Tra il 5 e il 6 Ottobre 1789 una grande folla, tra cui si contavano soprattutto donne, si diresse a Versailles guidata dal generale Lafayette. Luigi XVI si era infatti rifiutato di firmare e convalidare i primi atti dell’Assemblea Nazionale Costituente, tra cui si menzionavano l’abolizione dei diritti feudali, dei privilegi fiscali della nobiltà e del clero e la Dichiarazione dei diritti dell’uomo e del cittadino.
Dalla fuga all’arresto
Nel Giugno del 1791 ci fu poi un maldestro tentativo di fuga di Luigi XVI e della famiglia; l’obiettivo era raggiungere il confine orientale della Francia a Metz, ma la carrozza del sovrano fermatasi a Varennes per il programmato cambio dei cavalli. Egli trovò invece un mastro di posta, Jean-Baptiste Drouet, che riconosciutili li fece arrestare.
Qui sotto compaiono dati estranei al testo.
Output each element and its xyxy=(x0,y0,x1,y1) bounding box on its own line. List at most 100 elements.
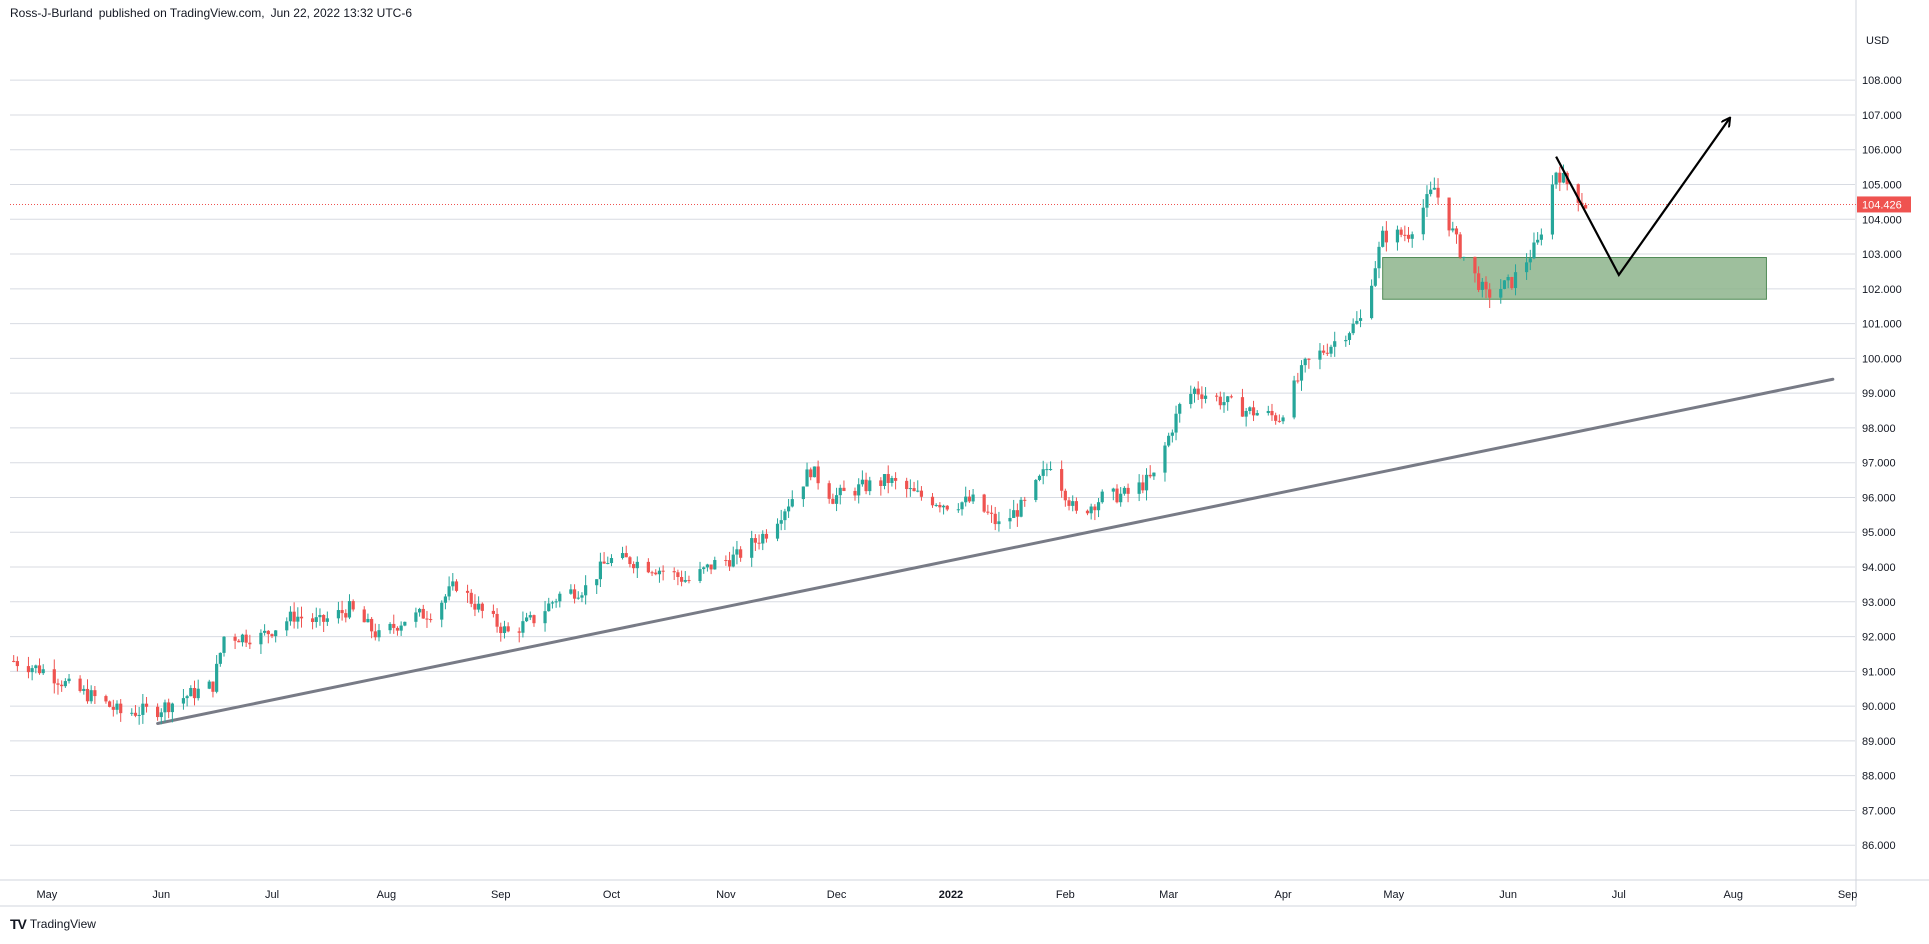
candle-body xyxy=(1329,346,1333,354)
candle-body xyxy=(1174,413,1178,433)
candle-body xyxy=(189,687,193,697)
author-name[interactable]: Ross-J-Burland xyxy=(10,6,93,20)
candle-body xyxy=(1322,350,1326,353)
y-tick-label: 107.000 xyxy=(1862,110,1902,122)
candle-body xyxy=(1148,474,1152,477)
last-price-label: 104.426 xyxy=(1862,199,1902,211)
candle-body xyxy=(1074,501,1079,511)
candle-body xyxy=(890,477,894,483)
candle-body xyxy=(1344,339,1348,342)
candle-body xyxy=(1539,234,1543,240)
candle-body xyxy=(1429,189,1433,195)
candle-body xyxy=(318,614,322,618)
tradingview-brand[interactable]: TV TradingView xyxy=(10,916,96,932)
candle-body xyxy=(473,603,477,610)
candle-body xyxy=(222,636,226,653)
candle-body xyxy=(672,571,676,573)
candle-body xyxy=(517,631,521,633)
candle-body xyxy=(1119,493,1123,503)
candle-body xyxy=(196,688,200,699)
candle-body xyxy=(429,619,433,621)
candle-body xyxy=(620,553,625,559)
candle-body xyxy=(443,596,448,603)
candle-body xyxy=(1152,472,1156,477)
candle-body xyxy=(1163,445,1167,473)
candle-body xyxy=(550,602,555,604)
candle-body xyxy=(366,618,370,623)
candle-body xyxy=(1008,517,1012,522)
candle-body xyxy=(576,597,580,599)
y-tick-label: 93.000 xyxy=(1862,597,1896,609)
x-tick-label: Apr xyxy=(1274,889,1291,901)
candle-body xyxy=(104,696,108,702)
candle-body xyxy=(757,542,761,544)
candle-body xyxy=(934,504,938,506)
candle-body xyxy=(115,703,119,710)
candle-body xyxy=(1432,187,1436,190)
x-tick-label: 2022 xyxy=(939,889,963,901)
x-tick-label: Nov xyxy=(716,889,736,901)
candle-body xyxy=(388,623,392,631)
candle-body xyxy=(1355,320,1359,324)
candle-body xyxy=(960,502,964,510)
candle-body xyxy=(1318,350,1322,360)
x-tick-label: Jun xyxy=(152,889,170,901)
candle-body xyxy=(1277,420,1281,422)
candle-body xyxy=(263,630,267,633)
candle-body xyxy=(997,521,1001,525)
candle-body xyxy=(119,703,123,714)
candle-body xyxy=(687,580,691,582)
candle-body xyxy=(377,630,381,638)
candle-body xyxy=(1524,262,1529,273)
candle-body xyxy=(1137,482,1141,494)
candle-body xyxy=(425,618,429,620)
candle-body xyxy=(207,681,211,689)
candle-body xyxy=(816,466,820,484)
candle-body xyxy=(170,703,174,713)
y-tick-label: 94.000 xyxy=(1862,562,1896,574)
candle-body xyxy=(1034,479,1038,500)
candle-body xyxy=(288,611,293,622)
candle-body xyxy=(60,684,64,687)
candle-body xyxy=(628,557,632,565)
candle-body xyxy=(1141,482,1145,491)
candle-body xyxy=(259,632,263,645)
candle-body xyxy=(1170,432,1174,436)
candle-body xyxy=(945,505,949,510)
candle-body xyxy=(1093,506,1097,511)
candle-body xyxy=(130,712,134,714)
y-tick-label: 90.000 xyxy=(1862,701,1896,713)
candle-body xyxy=(912,488,916,492)
candle-body xyxy=(266,630,270,635)
candle-body xyxy=(67,678,71,682)
candle-body xyxy=(764,533,769,539)
candle-body xyxy=(1462,256,1466,258)
candle-body xyxy=(1089,506,1093,514)
y-tick-label: 100.000 xyxy=(1862,353,1902,365)
candle-body xyxy=(879,480,883,486)
candle-body xyxy=(1178,404,1182,414)
candle-body xyxy=(274,630,278,637)
candle-body xyxy=(1307,358,1311,360)
candle-body xyxy=(572,589,577,599)
candle-body xyxy=(218,652,222,664)
candle-body xyxy=(775,523,780,539)
candle-body xyxy=(1122,487,1126,494)
x-tick-label: Aug xyxy=(1723,889,1743,901)
candle-body xyxy=(248,642,252,645)
candle-body xyxy=(399,625,403,631)
candle-body xyxy=(159,712,163,718)
candle-body xyxy=(1096,502,1101,511)
candle-body xyxy=(1292,380,1296,418)
candle-body xyxy=(1240,397,1245,417)
candle-body xyxy=(137,714,141,716)
tradingview-logo-icon: TV xyxy=(10,916,27,932)
candle-body xyxy=(783,511,787,521)
candle-body xyxy=(683,580,687,582)
candle-body xyxy=(993,513,997,525)
candle-body xyxy=(1373,268,1377,286)
candle-body xyxy=(919,490,924,497)
candle-body xyxy=(1071,501,1075,506)
y-tick-label: 104.000 xyxy=(1862,214,1902,226)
Iniziò così tra i rivoluzionari una prima discussione sul futuro della monarchia e della persona di Luigi XVI; tra i favorevoli ad una costituzione monarchica ci furono i foglianti, tra i repubblicani vi erano invece i cordiglieri e giacobini.
Divenuto espressione del potere esecutivo con il varo della Costituzione del 1791, Luigi XVI fu accondiscendente alla dichiarazione di guerra, l’anno successivo, contro Prussia e Austria, per il solo fatto di sperare in una sconfitta francese che avrebbe dato vita, inevitabilmente, ad un processo di piena restaurazione monarchica. Intanto il sovrano continuò con la propria azione ostruzionistica opponendo il proprio veto al decreto che ordinava la deportazione degli ecclesiastici refrattari; di fronte a ciò l’area più politicizzata del popolo, i sanculotti il 20 Giugno 1792 assaltarono il palazzo del re costringendo lo stesso ad indossare il berretto frigio, simbolo dei sanculotti e in aggiunta a brindare alla rivoluzione.
Davanti a queste posizioni, i cordiglieri di Danton e i giacobini di Robespierre, divenuti ormai maggioranza nell’Assemblea, riuscirono ad imporre l’arresto di Luigi XVI, la sospensione dei suoi poteri. Infine convocarono una Convezione Nazionale eletta a suffragio universale che avrebbe dato una nuova Costituzione al paese.
La morte di Luigi XVI
Il 7 Novembre 1793 ebbe inizio il processo a Luigi XVI, durante le arringhe i più infervorati per una condanna del re furono Louis-Antoine Saint Just e Robespierre. Quest’ultimo affermò “Io esprimo, a malincuore, questa fatale verità, ma Luigi deve morire perché la Patria viva”.
Il 15 Gennaio 1793, tutti e 707 i deputati votarono unanimamente la colpevolezza del sovrano rispetto all’accusa di cospirazione contro la libertà. Con un margine abbastanza ridotto di voti, 387 contro 334, Luigi XVI fu condannato a morte per ghigliottina, condanna poi eseguita il 21 Gennaio 1793.